Okay a little selling out here, I will show the feature I wrote in the backend during my stay in 99.co. Unfortunately I'm not so talented in writing such good UI so that credit will have to go to my talented frontend engineer teammate. We provide a search for all the new launches in Singapore, that is new residential buildings that are going to be available in the market or have just launched. So here are some examples I used at work.

Aggregations in an area.
Search by radius.
Searching by drawing of a chicken scratching.

It was an honour that I was given this opportunity to write this. While I did not show about the other filters, it is pretty mundane and most databases can do this. Good thing about this is that Elasticsearch is able to return results extremely quickly. Eyeballing shows that a search request is usually fulfilled in around 30ish milliseconds, which is crazy impressive!

At my side project

PoeSearch

If you are interested in the query it's here: https://github.com/ashwinath/poe-search-discord/blob/master/src/es/index.ts#L118

There is fuzzy search included in the query. Path of Exile is developed by New Zealanders so they tend to have British spelling of words. Thankfully those words usually have 1 or a few letters difference, like colour vs color, armour vs armor etc, so in this case, fuzzy search is good enough. I wanted to experiement with lemmatisation and stemming but the machine couldn't take it and returned queries really slowly.
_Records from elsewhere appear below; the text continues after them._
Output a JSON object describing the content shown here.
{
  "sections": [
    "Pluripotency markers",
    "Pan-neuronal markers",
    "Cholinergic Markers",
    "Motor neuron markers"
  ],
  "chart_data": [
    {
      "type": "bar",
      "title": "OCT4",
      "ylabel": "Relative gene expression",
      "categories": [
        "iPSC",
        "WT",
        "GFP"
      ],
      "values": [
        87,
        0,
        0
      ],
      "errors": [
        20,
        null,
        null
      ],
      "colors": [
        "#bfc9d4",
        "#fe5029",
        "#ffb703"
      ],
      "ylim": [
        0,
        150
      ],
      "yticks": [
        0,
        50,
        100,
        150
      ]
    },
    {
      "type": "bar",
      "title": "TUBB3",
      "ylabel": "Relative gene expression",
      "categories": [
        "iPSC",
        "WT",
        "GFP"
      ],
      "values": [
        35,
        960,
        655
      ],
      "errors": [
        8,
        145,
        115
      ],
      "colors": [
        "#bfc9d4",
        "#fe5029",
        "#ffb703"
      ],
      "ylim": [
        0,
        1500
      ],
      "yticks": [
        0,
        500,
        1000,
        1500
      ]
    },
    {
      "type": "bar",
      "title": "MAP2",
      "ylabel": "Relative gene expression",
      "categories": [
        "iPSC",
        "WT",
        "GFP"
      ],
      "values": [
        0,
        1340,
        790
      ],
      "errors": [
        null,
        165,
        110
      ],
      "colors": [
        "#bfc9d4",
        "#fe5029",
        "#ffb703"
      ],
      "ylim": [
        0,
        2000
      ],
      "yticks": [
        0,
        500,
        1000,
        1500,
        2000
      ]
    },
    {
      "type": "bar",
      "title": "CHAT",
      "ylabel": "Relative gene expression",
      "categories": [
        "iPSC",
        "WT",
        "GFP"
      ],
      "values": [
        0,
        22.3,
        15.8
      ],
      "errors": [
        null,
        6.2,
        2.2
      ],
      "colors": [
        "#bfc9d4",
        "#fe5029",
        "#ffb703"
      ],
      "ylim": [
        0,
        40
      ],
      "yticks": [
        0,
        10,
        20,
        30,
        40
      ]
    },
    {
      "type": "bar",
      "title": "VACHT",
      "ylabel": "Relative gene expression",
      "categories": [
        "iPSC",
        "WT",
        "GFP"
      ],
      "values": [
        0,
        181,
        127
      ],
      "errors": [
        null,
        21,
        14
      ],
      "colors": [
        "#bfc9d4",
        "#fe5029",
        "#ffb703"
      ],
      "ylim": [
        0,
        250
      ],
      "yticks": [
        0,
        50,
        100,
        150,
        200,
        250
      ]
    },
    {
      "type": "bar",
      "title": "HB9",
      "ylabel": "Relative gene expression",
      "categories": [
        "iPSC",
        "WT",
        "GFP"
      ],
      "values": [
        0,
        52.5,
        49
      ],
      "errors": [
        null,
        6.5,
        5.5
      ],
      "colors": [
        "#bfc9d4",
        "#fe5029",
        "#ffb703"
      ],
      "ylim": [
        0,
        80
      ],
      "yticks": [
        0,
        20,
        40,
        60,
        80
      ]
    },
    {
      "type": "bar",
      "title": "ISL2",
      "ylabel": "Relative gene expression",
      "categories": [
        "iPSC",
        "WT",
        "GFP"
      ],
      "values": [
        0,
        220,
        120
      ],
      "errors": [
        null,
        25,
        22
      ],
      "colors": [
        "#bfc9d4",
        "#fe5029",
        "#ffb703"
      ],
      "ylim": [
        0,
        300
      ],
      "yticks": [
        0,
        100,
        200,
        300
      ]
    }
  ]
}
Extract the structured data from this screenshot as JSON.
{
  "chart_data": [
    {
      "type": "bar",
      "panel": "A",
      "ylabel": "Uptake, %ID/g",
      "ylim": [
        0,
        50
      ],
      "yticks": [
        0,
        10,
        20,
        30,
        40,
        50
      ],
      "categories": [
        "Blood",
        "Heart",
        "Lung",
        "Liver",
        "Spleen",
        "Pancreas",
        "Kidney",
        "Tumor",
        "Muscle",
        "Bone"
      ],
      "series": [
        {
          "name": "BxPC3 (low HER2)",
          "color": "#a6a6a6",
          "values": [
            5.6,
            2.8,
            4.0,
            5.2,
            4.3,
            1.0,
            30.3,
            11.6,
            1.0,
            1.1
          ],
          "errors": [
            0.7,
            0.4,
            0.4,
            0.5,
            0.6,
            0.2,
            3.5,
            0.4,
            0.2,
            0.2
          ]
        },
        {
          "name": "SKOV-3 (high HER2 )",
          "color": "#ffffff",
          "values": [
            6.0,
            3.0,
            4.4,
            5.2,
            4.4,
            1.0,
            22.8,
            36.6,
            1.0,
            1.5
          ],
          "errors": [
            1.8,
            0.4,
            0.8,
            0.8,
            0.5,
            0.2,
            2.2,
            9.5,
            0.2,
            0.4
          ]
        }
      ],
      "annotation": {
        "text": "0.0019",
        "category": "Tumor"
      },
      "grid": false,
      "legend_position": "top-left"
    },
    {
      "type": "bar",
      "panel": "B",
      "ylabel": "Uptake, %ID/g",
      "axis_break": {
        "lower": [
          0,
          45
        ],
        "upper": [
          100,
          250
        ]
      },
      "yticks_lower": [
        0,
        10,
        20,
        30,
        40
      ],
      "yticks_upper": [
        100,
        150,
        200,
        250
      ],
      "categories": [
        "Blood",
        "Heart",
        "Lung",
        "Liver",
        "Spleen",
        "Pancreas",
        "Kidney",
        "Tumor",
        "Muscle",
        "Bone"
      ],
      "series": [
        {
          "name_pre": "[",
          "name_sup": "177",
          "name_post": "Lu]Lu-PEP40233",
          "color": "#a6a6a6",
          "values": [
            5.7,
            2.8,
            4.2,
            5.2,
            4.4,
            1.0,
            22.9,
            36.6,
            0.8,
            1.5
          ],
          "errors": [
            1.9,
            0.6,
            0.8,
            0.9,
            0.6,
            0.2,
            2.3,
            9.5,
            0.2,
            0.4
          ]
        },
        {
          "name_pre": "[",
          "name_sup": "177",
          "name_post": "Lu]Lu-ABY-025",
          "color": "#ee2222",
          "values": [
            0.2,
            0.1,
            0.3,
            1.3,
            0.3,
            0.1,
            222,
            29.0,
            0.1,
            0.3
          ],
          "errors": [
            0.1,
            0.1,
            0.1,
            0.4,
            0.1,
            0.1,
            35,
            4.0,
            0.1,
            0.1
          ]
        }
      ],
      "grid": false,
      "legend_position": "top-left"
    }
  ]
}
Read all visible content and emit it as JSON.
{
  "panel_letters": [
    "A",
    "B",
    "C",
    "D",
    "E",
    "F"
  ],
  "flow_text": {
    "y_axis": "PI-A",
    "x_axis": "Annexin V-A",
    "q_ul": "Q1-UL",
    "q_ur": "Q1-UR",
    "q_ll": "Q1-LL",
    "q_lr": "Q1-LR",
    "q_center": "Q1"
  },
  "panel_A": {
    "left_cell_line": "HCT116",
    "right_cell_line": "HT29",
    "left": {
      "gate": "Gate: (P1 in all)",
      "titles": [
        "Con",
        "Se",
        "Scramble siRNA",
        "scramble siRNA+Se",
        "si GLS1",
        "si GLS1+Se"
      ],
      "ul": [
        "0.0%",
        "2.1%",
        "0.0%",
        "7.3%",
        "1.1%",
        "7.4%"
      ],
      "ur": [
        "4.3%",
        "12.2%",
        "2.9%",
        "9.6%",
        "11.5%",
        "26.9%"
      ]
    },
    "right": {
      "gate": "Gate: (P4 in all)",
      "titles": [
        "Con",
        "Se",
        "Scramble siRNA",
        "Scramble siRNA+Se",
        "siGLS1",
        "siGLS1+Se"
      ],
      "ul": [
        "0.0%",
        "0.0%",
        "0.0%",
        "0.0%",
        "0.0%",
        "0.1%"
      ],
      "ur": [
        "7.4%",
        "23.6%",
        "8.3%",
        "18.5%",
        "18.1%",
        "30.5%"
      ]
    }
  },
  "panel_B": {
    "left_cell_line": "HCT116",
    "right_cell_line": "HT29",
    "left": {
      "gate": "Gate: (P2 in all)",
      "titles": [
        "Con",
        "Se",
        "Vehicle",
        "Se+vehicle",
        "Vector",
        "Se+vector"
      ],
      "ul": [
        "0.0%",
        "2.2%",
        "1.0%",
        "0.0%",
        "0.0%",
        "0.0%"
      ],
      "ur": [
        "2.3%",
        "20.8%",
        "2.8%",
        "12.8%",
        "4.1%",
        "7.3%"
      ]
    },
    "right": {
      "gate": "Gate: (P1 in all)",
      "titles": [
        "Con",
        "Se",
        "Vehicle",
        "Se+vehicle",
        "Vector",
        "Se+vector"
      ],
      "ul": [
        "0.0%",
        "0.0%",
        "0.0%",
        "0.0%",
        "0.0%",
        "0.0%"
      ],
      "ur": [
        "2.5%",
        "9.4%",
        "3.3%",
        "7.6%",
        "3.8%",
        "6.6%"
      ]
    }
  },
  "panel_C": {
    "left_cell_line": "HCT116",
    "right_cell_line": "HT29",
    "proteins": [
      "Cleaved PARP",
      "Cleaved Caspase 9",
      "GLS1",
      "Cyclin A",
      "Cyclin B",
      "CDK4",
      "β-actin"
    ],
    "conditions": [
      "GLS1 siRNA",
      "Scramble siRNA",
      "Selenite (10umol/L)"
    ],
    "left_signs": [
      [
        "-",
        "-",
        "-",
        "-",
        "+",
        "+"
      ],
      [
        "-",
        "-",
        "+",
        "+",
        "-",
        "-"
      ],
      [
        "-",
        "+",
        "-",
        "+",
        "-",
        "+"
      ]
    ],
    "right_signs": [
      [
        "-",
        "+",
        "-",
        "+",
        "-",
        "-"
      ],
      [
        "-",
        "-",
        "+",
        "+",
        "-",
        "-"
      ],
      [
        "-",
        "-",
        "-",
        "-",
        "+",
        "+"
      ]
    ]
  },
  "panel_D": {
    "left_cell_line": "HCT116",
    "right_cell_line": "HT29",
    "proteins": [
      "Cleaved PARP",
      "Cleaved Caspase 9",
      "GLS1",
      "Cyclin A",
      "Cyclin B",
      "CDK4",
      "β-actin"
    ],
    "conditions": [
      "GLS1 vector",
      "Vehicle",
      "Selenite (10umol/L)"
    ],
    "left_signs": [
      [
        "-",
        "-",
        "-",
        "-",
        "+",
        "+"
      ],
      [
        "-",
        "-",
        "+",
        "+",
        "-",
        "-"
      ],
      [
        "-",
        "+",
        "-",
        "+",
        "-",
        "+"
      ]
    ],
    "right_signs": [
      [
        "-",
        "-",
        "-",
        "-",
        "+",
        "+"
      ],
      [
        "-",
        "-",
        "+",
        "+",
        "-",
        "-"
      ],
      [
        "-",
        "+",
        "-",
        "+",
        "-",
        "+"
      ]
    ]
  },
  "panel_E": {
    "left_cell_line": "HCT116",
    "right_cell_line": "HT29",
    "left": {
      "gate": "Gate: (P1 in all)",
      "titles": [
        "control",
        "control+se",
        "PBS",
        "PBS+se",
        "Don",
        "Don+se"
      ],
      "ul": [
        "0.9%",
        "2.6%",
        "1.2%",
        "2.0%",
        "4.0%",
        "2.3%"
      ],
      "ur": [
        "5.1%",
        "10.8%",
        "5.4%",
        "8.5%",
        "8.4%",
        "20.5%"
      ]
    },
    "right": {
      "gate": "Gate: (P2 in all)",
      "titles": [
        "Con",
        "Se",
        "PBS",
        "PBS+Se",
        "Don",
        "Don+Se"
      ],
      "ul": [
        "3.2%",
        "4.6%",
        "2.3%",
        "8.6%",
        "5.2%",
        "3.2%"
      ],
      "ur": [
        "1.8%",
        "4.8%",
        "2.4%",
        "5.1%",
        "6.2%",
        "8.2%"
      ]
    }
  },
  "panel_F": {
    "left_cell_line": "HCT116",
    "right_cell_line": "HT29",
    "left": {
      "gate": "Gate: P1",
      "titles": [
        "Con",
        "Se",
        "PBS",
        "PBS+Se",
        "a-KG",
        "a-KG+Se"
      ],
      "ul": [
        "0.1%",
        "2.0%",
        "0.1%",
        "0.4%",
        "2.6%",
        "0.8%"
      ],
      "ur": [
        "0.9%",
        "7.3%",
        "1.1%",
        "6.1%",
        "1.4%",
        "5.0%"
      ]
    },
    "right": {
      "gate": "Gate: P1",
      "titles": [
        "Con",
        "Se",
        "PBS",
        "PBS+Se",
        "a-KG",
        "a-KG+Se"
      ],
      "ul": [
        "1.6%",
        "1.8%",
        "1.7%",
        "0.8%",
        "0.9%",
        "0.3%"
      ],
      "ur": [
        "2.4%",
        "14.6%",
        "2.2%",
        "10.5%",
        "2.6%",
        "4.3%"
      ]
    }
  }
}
It would have greatly improved the search experience since I wanted to guess what the user was thinking by typing into the input. Words such as none, 0, zero all have similar meanings and should be grouped together. Nonetheless, I'm still pretty happy with the outcome.

This project was mainly an exploratory attempt with Elasticsearch. Turned out to be pretty good. It was really fast at searching for items even though the machine is a pretty weak machine. I only gave ES a 600mb JVM heap and it's performance is pretty acceptable. Oh, this project has a live demo at https://poe.ashwinchat.com

Conclusion

I probably only scratched the surface of what Elasticsearch is capable of. I'm quite sure there are pretty crazy features that I probably would learn through out the course of my software engineering journey.